For many years, politicians have preached of the people rising, and passionistas have reveled in the need for revolution. But it took three crazy kids from San Diego to create a legitimately modern movement. Just this week, their organization Invisible Children helped pass historic legislation that, if Obama signs it, commits the United States to tracking down rebel leader Joseph Kony. No small shift.
I met a man dedicated to curing cancer. A woman who turns child's play into education, another who invests venture capital in character rather than short-term profit, a dude who is reinventing color (and on the side, coordinates volunteers in disaster areas), and the guy who built the street art campaign for Obama.
These are women and men, black and white, rich and poor, brought together by a singular quality -- they are bold.
And in an era with as many unknowns as ours, safe players are a far larger liability than the risk takers. If you're not willing to fail, you'll certainly never change things. So, for me and mine, I'll build my tent in the risky camp -- at least they stand a chance. As the world tosses and turns, optimism is the only operable option. If we don't behave as though there are solutions, there certainly won't be any.
As Bobby Kennedy said (and others before him), "If not now, when? And if not us, who?"
After three days of crazed collaboration, idea sharing, skydiving, planning and plotting, our dream camp was finally coming to a close. A different Bobby, but still a visionary leader, Bobby Chang was asked to give the keynote and wrap-up the weekend. And if you don't know Bobby, you're missing out. Find a way to meet him. Trust me, you'll understand after.
So, Bobby goes up on stage to deliver the keynote.

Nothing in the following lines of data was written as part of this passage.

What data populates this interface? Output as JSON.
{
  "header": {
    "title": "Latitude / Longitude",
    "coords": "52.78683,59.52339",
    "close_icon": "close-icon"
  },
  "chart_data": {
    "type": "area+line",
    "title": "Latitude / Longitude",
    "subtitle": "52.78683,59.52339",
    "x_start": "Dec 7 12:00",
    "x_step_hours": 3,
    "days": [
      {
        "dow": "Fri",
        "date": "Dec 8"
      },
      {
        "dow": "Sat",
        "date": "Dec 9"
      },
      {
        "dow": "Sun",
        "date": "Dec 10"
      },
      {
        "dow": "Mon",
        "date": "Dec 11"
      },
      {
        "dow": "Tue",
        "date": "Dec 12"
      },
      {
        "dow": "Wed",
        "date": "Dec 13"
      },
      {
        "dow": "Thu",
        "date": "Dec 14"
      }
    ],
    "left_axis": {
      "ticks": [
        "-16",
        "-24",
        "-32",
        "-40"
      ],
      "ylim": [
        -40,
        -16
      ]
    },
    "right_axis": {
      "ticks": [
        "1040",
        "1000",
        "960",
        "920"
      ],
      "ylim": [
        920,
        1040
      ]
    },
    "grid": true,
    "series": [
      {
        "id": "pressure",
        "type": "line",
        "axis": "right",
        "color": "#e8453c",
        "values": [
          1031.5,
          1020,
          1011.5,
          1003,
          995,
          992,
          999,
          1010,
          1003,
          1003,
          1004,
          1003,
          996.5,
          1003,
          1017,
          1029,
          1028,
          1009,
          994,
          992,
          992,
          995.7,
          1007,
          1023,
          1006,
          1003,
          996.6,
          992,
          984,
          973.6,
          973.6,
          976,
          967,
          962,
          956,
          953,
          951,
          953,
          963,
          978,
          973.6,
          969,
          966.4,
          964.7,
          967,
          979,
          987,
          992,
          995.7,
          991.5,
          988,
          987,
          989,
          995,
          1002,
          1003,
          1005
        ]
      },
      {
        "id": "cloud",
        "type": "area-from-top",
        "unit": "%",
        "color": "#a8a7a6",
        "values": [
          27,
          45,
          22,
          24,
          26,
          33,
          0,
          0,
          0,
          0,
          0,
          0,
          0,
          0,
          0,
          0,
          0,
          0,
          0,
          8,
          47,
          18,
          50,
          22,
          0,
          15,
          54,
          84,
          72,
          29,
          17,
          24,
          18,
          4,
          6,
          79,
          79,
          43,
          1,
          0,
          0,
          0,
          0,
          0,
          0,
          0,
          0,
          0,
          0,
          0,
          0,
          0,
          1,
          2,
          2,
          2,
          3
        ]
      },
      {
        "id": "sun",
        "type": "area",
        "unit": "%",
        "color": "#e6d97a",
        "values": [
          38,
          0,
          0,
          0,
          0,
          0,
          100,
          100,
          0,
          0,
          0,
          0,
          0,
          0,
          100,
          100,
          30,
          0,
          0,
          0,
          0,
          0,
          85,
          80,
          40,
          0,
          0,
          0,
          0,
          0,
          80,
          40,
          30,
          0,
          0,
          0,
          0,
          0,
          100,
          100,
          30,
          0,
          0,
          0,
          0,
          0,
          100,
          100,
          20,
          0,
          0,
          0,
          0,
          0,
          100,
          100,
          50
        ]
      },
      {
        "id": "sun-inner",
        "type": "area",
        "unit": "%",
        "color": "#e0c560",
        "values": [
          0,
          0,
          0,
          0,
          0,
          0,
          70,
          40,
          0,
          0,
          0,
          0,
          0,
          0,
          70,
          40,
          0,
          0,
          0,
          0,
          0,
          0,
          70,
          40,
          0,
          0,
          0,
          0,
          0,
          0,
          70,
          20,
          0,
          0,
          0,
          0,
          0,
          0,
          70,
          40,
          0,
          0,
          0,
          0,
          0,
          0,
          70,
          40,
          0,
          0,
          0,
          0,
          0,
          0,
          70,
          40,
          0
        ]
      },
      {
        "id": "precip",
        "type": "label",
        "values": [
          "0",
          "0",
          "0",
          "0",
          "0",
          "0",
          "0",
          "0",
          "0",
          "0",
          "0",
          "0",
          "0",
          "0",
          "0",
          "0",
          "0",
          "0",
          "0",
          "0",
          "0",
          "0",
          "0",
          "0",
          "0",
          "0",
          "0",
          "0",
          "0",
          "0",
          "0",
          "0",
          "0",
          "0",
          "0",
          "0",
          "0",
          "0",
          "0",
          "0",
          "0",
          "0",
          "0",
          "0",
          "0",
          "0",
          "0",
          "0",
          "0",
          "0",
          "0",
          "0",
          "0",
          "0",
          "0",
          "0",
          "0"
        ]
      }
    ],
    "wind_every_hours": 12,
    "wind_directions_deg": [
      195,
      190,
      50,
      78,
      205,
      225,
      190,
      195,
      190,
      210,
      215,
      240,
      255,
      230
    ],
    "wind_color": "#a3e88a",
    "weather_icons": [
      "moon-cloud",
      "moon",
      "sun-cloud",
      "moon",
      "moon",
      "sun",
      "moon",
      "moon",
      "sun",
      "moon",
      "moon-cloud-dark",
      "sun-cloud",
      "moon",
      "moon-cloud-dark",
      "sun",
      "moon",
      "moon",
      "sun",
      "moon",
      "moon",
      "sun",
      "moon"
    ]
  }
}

And I have to admit, he presented a striking presence with a clean shave, fresh Miami tan, bright white shirt and a silver whistle hanging around his neck, glowing under the spotlight.
And standing there in front of some of the best young entrepreneurs in the country, his message was simple. "I am done with profit simply for the sake of profit. I want profit for purpose."
Ours is an idealistic generation. Connected across oceans, cultures, borders and wars, many of us have asked -- how do we build a better world? A world freer than our fathers'?
Many generations have wished for such things. Most have failed. The very real question facing us is, what will it take to actually make it happen? Do we have the guts to create real change? What can our connectivity create that has never been made before?
It will take leadership of course. Connections across every industry. A great deal of boldness. And collaboration at a level previously unimagined. But if there were ever a place where that kind of a shift could be birthed, it would be the Summit Series.
DC10 has arrived. What I'm wondering is -- what will it leave behind?